The play is comprised of testimony and investigation-interrogation transcripts, constructed in such a way that the witness on the stand evokes a flashback of described events. Many will find, as many have found, this compelling, because what’s being told is an inherently melodramatic and tragic true story. But what kept pulling me out of it—and my companion of the evening too—is that there’s a certain unintentional mendacity in the presentation as well.

First of all, the actors portraying the attorneys for defense and prosecution are constantly showboating to the audience. What’s the difference between that and, say, a historical courtroom scene you might encounter in Judgment at Nuremburg or Inherit the Wind?
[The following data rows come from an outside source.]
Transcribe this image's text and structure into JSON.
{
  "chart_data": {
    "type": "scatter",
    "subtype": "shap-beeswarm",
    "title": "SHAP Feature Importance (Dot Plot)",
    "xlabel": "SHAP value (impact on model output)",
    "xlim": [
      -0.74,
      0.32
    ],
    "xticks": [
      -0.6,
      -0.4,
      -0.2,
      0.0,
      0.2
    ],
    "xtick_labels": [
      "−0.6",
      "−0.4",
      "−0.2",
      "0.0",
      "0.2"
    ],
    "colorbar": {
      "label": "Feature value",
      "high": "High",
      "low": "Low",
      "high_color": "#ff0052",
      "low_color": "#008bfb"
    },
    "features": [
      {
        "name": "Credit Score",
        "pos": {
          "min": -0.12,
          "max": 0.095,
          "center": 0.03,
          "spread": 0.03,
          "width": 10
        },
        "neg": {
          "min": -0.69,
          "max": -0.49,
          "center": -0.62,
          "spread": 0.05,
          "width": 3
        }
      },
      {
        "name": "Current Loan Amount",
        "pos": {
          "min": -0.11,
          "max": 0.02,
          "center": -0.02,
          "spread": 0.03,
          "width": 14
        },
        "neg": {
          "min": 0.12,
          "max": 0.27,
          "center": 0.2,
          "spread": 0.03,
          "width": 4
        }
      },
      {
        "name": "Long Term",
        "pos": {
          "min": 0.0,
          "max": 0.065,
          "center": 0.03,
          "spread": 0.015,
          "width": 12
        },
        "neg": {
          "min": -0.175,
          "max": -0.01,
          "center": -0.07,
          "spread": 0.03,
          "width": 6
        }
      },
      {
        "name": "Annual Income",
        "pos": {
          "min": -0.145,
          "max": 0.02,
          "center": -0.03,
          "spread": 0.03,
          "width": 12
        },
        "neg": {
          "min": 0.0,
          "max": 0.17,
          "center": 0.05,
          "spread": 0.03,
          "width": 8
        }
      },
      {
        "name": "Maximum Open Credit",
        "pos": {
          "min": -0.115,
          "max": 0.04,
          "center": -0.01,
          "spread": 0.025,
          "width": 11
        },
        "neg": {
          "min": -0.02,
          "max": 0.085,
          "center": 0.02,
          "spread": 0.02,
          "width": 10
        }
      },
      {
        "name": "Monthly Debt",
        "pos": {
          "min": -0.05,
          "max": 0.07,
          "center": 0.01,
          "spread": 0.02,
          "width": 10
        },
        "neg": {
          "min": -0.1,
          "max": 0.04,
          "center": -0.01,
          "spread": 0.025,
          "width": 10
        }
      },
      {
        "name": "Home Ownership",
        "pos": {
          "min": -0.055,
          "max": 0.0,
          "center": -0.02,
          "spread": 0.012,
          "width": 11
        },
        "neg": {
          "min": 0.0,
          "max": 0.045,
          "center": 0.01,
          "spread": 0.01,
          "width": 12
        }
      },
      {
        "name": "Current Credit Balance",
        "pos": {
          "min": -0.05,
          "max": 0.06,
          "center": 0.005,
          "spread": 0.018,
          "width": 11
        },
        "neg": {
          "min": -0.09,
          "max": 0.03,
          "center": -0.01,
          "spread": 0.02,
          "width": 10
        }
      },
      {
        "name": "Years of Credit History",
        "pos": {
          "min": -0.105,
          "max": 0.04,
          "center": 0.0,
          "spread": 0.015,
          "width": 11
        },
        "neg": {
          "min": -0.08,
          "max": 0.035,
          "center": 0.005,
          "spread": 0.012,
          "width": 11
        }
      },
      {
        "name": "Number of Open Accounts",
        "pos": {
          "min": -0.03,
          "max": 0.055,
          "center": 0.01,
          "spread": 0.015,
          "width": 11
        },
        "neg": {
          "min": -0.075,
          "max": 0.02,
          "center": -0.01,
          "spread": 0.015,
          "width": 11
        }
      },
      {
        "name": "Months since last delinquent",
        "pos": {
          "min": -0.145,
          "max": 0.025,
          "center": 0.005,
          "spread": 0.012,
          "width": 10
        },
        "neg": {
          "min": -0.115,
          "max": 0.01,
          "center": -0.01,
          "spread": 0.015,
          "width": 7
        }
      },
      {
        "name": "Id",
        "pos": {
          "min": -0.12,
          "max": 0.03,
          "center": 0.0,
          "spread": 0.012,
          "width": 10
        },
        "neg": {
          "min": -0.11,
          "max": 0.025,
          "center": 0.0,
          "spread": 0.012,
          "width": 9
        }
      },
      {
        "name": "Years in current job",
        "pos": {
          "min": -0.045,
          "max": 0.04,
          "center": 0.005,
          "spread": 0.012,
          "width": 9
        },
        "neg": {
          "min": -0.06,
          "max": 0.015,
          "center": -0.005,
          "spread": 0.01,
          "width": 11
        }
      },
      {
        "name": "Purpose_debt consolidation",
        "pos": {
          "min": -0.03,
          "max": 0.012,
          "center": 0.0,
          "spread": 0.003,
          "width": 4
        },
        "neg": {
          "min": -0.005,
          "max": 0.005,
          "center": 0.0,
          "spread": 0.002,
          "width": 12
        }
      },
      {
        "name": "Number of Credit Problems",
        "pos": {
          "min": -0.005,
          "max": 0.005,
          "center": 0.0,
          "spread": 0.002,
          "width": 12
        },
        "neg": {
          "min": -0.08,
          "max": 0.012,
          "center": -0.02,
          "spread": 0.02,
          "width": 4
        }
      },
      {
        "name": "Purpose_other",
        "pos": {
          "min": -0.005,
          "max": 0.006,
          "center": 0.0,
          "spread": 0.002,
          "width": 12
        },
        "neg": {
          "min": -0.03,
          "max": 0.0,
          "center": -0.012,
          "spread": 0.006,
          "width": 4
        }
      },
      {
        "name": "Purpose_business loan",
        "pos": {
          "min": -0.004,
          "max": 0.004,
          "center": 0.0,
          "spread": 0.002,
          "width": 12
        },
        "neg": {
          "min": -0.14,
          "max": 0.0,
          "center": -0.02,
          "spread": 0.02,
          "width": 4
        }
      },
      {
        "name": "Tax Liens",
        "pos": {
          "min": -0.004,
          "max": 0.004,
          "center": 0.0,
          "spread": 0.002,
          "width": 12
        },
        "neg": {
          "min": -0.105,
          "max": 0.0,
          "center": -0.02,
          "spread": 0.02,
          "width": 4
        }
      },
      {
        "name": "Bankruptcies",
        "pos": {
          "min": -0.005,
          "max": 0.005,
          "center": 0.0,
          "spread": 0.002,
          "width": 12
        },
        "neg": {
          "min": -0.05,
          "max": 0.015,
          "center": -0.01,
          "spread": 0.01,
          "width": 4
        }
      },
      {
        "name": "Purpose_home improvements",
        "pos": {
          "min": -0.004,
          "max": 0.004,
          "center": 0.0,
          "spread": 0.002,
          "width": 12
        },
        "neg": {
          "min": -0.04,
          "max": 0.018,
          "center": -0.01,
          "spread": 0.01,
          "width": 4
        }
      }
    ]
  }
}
It’s hard to articulate as a scientific principle, but you know it when you see it, and it’s approximately this: authenticity of intent and focus; behavior that, wherever in the gamut from low key to extreme, seems credible in context. A tell that we’re unmistakably in the land of gesture over verisimilitude is that Anna Khaja, as the district attorney, seems to be consciously—as well as expertly—channeling the voice and mannerisms of Kamala Harris. I say seems because the play made its regional debut well before Ms. Harris succeeded Joe Biden to head the Democratic ticket; the (apparent?) choice may have been arrived at with subtler intent. And one can’t expect her to alter her by-now fully internalized performance because of a current events coincidence. But whatever may have once been gained by this homage now comes at the cost of verisimilitude, because Ms. Khaja, though she does an awfully good Kamala Harris is still doing Kamala Harris. (I think, anyway. I’m open to the possibility that her instrument in this context is just that similar…but if so: wow.) The play’s courtroom energy commensurately bleeds into its flashback energy such that there’s little tonal distinction between them.. (Her opposite number, the prosecuting attorney of Larry Poindexter, evokes no equivalent public figure.)

This makes the re-enactments—the son’s increasing alarm, the father’s escalating rage—have less gut-punch because—let’s face it—the conflict being dramatized is not that surprising; our news consumption is suffused with it. I hasten to add, the actors are quite talented; directed differently, they could easily have delivered a more nuanced and subtle interpretation. But as currently delivered, the play never quite manages what some of us call “the 1776 trick”: maintaining long-game suspense about the real-life outcome we already know. There’s tension, no mistake; nothing about the evening is dull. But I was constantly aware of actors and a director at work.

To be fair, I reiterate that there are indeed audiences who have found the production to be compelling, in its current NYC and previous regional engagements. Will you as well? That depends upon whether you can suspend enough disbelief toward the affect to buy into the desired effect.

I was not a convert. Your mileage may vary.